ISSN 1470-3947 (print) | ISSN 1479-6848 (online)

Endocrine Abstracts (2019) 63 P1154 | DOI: 10.1530/endoabs.63.P1154

A rare cause of secondary amenorrhea in a patient with non-classical CAH due to a uterine middle-line developmental defect: Case report

Mariana Costache Outas1 & Raluca Costache1,2

1Coltea Clinical Hospital, Bucharest, Romania; 2‘Carol Davila’ University of Medicine and Pharmacy, Bucharest, Romania.

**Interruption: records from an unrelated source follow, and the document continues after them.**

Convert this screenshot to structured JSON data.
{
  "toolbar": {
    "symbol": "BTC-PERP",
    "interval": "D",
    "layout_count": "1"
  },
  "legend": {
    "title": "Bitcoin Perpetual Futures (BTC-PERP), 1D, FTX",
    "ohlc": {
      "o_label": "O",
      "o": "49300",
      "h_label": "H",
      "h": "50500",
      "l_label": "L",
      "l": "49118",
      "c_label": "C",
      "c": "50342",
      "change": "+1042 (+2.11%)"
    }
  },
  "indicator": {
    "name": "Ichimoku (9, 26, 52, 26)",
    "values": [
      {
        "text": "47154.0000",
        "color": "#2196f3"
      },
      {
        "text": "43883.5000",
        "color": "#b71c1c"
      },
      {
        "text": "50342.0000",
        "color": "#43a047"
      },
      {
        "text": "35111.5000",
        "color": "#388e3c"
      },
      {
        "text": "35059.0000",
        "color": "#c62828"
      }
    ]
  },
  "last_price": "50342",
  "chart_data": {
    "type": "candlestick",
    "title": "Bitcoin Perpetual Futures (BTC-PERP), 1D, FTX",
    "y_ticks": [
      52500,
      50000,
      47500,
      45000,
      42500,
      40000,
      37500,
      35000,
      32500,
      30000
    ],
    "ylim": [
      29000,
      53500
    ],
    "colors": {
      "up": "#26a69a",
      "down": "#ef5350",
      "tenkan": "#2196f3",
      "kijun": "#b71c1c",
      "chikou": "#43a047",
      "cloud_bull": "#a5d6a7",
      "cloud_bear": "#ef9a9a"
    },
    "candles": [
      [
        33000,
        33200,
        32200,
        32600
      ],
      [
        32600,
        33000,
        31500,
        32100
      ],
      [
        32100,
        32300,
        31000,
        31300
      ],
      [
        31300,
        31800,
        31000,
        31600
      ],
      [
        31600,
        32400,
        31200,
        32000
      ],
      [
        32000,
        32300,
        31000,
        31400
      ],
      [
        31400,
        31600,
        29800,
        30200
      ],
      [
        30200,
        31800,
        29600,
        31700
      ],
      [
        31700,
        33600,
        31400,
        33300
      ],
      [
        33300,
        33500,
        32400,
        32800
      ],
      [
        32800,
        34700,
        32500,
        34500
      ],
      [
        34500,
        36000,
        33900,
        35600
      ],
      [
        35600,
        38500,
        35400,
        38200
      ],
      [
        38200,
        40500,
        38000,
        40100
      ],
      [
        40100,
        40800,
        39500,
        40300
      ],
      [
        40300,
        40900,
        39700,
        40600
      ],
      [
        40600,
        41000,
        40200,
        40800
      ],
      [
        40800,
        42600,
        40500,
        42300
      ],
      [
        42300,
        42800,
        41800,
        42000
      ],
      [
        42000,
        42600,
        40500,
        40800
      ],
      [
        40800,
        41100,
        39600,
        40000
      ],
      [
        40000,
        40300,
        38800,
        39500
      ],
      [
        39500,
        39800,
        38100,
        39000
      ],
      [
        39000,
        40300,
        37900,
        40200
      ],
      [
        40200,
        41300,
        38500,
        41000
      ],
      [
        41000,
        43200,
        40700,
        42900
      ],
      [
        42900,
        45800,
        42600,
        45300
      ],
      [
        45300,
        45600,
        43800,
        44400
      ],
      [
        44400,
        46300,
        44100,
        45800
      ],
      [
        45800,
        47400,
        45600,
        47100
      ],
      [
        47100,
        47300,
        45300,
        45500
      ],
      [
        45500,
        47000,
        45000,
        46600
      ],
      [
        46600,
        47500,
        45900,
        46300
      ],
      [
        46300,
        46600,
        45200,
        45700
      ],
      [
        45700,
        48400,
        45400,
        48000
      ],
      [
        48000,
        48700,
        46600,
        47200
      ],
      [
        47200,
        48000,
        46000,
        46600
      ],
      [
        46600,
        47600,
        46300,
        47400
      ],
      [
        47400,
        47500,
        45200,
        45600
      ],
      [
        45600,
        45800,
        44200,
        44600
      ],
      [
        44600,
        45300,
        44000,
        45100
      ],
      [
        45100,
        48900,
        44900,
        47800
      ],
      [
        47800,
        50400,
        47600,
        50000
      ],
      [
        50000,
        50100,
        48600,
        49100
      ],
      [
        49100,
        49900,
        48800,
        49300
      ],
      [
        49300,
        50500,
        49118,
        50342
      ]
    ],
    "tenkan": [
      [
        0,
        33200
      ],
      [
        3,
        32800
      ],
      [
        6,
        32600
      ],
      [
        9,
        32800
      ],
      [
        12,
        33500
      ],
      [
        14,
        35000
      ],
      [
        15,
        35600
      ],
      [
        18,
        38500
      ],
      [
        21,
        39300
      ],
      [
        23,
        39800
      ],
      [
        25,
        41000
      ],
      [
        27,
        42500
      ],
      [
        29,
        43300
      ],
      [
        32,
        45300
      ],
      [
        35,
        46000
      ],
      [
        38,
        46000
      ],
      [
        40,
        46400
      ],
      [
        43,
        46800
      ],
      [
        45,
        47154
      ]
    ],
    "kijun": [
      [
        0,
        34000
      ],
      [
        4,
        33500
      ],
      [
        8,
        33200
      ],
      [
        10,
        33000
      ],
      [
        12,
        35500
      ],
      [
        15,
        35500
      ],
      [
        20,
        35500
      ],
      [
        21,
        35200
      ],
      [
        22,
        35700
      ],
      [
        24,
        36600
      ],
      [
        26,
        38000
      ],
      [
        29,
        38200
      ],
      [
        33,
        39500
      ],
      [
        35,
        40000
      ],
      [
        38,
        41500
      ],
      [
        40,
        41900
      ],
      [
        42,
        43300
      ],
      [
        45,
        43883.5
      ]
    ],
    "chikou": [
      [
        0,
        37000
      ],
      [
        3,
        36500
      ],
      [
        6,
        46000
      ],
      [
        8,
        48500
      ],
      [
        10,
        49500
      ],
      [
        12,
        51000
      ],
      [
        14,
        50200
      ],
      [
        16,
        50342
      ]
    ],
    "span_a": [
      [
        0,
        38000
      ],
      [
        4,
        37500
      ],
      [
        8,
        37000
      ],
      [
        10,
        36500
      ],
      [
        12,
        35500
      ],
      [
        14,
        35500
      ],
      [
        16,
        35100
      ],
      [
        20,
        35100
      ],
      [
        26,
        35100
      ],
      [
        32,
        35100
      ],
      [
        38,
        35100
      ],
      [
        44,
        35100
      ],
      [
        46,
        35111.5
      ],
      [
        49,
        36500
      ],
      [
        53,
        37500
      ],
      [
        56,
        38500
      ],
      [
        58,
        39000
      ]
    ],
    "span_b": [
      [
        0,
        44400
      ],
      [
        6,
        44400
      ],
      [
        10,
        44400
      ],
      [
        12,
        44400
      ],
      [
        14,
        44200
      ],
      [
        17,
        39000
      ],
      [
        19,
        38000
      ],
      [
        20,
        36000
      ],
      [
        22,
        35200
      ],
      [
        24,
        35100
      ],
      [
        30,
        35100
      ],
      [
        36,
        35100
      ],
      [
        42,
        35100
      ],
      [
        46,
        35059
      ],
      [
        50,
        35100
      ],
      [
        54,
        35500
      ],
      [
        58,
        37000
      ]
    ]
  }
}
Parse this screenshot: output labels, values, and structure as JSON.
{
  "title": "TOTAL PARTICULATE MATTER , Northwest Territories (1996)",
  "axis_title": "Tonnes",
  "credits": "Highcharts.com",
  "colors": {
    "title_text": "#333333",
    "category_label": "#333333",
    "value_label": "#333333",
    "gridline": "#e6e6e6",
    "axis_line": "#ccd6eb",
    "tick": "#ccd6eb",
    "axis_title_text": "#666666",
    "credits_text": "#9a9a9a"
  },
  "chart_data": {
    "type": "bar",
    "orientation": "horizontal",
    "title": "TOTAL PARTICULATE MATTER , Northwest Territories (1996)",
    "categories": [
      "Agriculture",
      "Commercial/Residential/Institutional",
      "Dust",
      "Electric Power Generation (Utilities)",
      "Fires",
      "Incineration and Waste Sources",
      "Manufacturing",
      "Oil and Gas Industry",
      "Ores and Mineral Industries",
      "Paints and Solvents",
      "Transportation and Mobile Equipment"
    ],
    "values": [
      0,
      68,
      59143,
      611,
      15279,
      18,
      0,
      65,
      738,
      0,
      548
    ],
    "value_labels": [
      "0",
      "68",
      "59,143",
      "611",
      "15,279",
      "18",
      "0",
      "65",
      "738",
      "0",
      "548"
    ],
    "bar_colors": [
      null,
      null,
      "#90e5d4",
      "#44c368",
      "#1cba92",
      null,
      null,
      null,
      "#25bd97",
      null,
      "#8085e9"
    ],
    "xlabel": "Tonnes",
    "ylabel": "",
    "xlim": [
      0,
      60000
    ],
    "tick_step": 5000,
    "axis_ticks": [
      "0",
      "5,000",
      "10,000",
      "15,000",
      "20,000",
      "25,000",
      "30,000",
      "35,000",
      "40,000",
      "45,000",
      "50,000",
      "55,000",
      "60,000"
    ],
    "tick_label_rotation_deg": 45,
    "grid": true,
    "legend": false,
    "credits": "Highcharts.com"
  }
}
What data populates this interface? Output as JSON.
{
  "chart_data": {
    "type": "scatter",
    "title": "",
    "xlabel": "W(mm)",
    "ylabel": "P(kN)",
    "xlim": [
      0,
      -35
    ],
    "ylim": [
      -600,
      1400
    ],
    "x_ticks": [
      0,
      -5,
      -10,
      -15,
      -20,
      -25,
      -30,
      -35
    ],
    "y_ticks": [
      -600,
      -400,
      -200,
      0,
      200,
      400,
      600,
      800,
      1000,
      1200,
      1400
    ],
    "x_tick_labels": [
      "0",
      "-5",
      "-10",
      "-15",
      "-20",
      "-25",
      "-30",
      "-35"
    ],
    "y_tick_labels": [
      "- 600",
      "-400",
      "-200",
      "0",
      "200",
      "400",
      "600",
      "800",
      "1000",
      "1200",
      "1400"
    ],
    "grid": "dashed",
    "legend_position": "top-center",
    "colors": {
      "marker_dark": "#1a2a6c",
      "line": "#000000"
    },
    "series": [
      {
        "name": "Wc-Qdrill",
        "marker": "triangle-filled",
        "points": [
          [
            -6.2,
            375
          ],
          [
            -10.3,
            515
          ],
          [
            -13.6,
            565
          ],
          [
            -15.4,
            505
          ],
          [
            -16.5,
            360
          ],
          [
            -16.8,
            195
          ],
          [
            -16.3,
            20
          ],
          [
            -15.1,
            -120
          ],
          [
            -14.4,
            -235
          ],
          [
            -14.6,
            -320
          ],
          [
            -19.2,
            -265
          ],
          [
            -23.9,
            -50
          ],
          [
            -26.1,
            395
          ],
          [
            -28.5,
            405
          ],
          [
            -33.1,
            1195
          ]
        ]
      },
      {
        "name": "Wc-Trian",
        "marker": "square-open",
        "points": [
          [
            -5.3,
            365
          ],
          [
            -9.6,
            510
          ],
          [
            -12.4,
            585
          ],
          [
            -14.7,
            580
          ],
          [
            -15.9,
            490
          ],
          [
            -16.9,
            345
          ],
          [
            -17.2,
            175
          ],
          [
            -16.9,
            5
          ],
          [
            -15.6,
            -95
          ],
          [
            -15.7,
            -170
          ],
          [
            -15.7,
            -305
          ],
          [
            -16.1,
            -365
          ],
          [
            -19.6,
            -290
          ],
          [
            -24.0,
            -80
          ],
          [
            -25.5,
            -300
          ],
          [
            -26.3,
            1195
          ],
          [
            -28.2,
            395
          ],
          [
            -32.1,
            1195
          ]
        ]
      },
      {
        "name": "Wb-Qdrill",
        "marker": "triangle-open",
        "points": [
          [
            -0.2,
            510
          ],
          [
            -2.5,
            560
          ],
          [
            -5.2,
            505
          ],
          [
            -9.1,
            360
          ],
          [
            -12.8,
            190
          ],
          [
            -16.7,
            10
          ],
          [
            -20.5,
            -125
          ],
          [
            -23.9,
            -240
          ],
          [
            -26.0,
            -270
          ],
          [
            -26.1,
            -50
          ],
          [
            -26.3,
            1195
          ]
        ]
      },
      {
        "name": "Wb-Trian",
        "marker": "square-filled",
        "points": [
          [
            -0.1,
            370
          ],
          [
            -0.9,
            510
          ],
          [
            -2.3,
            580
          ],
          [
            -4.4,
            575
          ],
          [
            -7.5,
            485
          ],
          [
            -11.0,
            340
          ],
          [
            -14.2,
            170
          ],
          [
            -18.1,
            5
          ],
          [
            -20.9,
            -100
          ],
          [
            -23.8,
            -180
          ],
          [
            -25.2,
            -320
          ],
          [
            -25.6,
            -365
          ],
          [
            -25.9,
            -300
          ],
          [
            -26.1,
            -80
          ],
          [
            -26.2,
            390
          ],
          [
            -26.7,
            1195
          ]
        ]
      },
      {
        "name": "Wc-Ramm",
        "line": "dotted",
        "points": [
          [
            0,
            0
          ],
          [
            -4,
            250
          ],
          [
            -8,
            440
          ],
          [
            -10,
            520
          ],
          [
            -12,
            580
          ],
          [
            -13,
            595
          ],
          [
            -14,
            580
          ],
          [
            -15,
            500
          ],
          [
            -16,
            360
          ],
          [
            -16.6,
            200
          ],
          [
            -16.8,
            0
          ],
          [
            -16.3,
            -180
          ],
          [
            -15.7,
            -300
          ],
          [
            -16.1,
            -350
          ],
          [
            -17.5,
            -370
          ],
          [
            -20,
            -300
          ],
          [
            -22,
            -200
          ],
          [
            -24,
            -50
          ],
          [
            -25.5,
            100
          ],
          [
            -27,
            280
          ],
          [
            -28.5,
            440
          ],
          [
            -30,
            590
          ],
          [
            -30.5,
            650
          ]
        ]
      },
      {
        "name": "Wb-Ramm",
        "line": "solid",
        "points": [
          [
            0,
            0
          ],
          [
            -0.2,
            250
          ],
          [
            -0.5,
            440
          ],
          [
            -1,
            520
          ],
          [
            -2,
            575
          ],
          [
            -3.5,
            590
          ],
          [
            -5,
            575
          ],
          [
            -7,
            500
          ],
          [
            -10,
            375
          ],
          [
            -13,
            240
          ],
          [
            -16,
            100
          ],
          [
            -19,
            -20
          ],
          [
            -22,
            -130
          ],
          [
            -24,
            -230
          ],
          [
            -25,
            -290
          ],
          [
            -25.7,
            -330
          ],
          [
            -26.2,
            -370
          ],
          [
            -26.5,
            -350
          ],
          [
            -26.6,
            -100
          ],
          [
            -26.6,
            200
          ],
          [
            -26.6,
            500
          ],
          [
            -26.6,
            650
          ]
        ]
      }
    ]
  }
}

Introduction: The female genital developmental defects are not common in non-classical congenital adrenal hyperplasia (CAH). The causes of amenorrhea are multifactorial and are due to the incomplete control of hyperandrogenism as well as the increased progesterone, acting in various modes: blunted LH mid-cycle surge, lack of progestin withdrawal action and antagonise the estradiol action on the endometrium. The overtreatment with glucocorticoid results in the suppression of gonadotropins and iatrogenic Cushing syndrome.

Clinical case: We report a 33-year-old female patient with a history of delayed puberty and two menses in her lifetime. She stated she has secondary amenorrhea non-responsive to progestins and previous treatment with oral contraceptive for two years without menstrual bleeding. The diagnostic of 21 hydroxylase deficiency emerged from her clinical appearance and basal levels of 17-hydroxyprogesterone of 18.44 ng/dl. We obtained control of the disease with a maximum target for 17 OH progesterone level below the double of the upper limit of the reference range with dexamethasone at bedtime. Adding an oral contraceptive the menses doesn’t resume, despite ultrasound evidence of an endometrium above 7 mm. We addressed her to extensive gynaecology evaluation. The hysteroscopy describes the bicornuate uterus and an incomplete intrauterine septum conformed by magnetic resonance of the pelvis.

Discussion: Congenital malformations of female genitalia appear in the classical CAH as part of virilisation of the external genitalia and sexual ambiguity. Abnormalities of genital development are not commonly described in non-classical CAH. The literature mentions a phenotype that included malformations of genitalia and CAH, apart of virilisation, due to an association between CAH due to 21 hydroxylase deficiency and Ehlers-Danlos Syndrome– the two coding genes for CYP21A2 and tenascin gene (TNXB), respectively located within the HLA complex on Chromosome 6. In this report, we described the occurrence of the bicornuate uterus with an incomplete intrauterine septum in a patient with non-classical CAH, regarded as a middle line malformation because of the failure of fusion of the müllerian ducts.